The main cost is embedding generation during indexing. OpenAI's text-embedding-3-small model costs $0.02 per million tokens. A 100-page document is roughly 50,000 tokens, so indexing it costs about $0.001. Query costs depend on the LLM used -- GPT-4o mini queries (which include the retrieved chunks) typically run $0.001-$0.01 per question. For most small to medium document collections, total monthly costs are under $5 with typical usage.
Can I use LlamaIndex without the OpenAI API?
Yes. LlamaIndex supports Ollama, Hugging Face, Anthropic, Google Gemini, and many other providers. Install llama-index-llms-ollama and llama-index-embeddings-huggingface, then configure Settings.llm = Ollama(model="llama3") and Settings.embed_model = HuggingFaceEmbedding(model_name="BAAI/bge-small-en-v1.5") before building the index. Local embeddings via HuggingFace are completely free but require a GPU for reasonable performance on large document collections.
How do I improve answer accuracy?
The most impactful changes are: increase similarity_top_k to retrieve more context (try 5-10), reduce chunk_size to 256-384 tokens for more precise matching, use a more capable LLM for synthesis (GPT-4o instead of GPT-4o mini), and experiment with reranking (the CohereRerank or SentenceTransformerRerank postprocessors). Also ensure your documents are clean -- scanned PDFs with poor OCR produce bad embeddings regardless of the retrieval configuration.
What about very large document collections?
The in-memory VectorStoreIndex works well up to a few thousand documents. For larger collections, use a persistent vector database backend: Chroma, Pinecone, Qdrant, or Weaviate all integrate with LlamaIndex via their respective llama-index-vector-stores-* packages. Replace VectorStoreIndex.from_documents(docs) with a ChromaVectorStore or PineconeVectorStore and the query interface remains identical.
How do I add new documents to an existing index?
Use the index.insert(document) method to add individual documents to an existing index, or index.refresh(documents) to update a list of documents (inserting new ones and updating changed ones by comparing document IDs). After inserting, call index.storage_context.persist() to save the updated index. Documents are identified by their doc_id -- LlamaIndex defaults to the file path, so renaming a file will treat it as a new document.
Conclusion
LlamaIndex makes it practical to build document Q&A systems without needing to understand the full stack of embedding models, vector databases, and prompt engineering. You learned how to load documents with SimpleDirectoryReader, build a VectorStoreIndex, query it with configurable retrieval depth, access source node citations, persist the index to disk for fast reloads, and assemble a practical policy Q&A command-line tool.
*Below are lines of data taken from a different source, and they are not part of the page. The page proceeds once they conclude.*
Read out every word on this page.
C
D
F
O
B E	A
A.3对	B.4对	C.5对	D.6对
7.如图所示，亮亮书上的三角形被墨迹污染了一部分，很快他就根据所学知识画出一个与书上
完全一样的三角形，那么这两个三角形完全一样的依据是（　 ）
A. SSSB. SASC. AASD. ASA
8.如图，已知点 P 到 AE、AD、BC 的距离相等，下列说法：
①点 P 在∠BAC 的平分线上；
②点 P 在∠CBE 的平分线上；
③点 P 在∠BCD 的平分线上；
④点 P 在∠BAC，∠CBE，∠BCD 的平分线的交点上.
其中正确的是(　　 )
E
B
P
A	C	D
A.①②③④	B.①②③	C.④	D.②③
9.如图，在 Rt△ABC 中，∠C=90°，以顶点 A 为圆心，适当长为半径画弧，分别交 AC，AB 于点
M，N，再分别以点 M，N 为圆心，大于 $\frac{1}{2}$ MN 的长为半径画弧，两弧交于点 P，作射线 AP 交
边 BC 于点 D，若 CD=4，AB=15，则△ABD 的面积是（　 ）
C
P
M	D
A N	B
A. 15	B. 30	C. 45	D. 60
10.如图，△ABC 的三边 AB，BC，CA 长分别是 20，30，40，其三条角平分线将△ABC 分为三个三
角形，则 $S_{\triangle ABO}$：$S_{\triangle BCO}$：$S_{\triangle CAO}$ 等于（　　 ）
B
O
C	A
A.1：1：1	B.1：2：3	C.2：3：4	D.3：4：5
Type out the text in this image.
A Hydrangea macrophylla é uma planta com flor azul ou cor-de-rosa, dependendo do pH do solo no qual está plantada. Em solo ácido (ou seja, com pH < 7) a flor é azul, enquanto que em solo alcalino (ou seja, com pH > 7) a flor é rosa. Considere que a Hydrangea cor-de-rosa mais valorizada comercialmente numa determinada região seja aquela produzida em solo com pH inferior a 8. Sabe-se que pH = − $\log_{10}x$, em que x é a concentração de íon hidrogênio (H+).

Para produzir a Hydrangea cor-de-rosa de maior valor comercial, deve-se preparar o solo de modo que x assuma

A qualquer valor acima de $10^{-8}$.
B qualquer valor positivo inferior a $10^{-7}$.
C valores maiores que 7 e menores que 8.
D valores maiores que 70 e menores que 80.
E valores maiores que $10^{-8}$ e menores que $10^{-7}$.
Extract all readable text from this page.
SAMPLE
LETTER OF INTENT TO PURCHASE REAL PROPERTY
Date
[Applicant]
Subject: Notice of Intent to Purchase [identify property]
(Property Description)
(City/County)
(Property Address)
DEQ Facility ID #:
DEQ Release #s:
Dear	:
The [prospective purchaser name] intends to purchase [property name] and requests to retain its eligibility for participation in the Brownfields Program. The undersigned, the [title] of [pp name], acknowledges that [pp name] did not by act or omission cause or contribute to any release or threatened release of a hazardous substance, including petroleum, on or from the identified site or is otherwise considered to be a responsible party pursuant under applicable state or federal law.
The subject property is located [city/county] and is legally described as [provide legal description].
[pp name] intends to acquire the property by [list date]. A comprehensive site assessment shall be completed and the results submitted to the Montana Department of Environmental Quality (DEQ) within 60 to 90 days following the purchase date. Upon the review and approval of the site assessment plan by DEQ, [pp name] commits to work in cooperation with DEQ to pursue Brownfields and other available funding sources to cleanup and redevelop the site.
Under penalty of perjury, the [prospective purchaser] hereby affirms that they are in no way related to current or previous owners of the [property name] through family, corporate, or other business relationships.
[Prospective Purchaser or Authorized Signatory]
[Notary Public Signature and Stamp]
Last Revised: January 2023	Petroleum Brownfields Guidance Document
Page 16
The next natural extensions are connecting to a real vector database for large-scale document collections, adding a web API wrapper with FastAPI, and experimenting with different chunking strategies and retrieval parameters to tune answer quality. For production systems, always display source citations alongside answers -- this makes the system auditable and helps users trust the output.
Official documentation: docs.llamaindex.ai.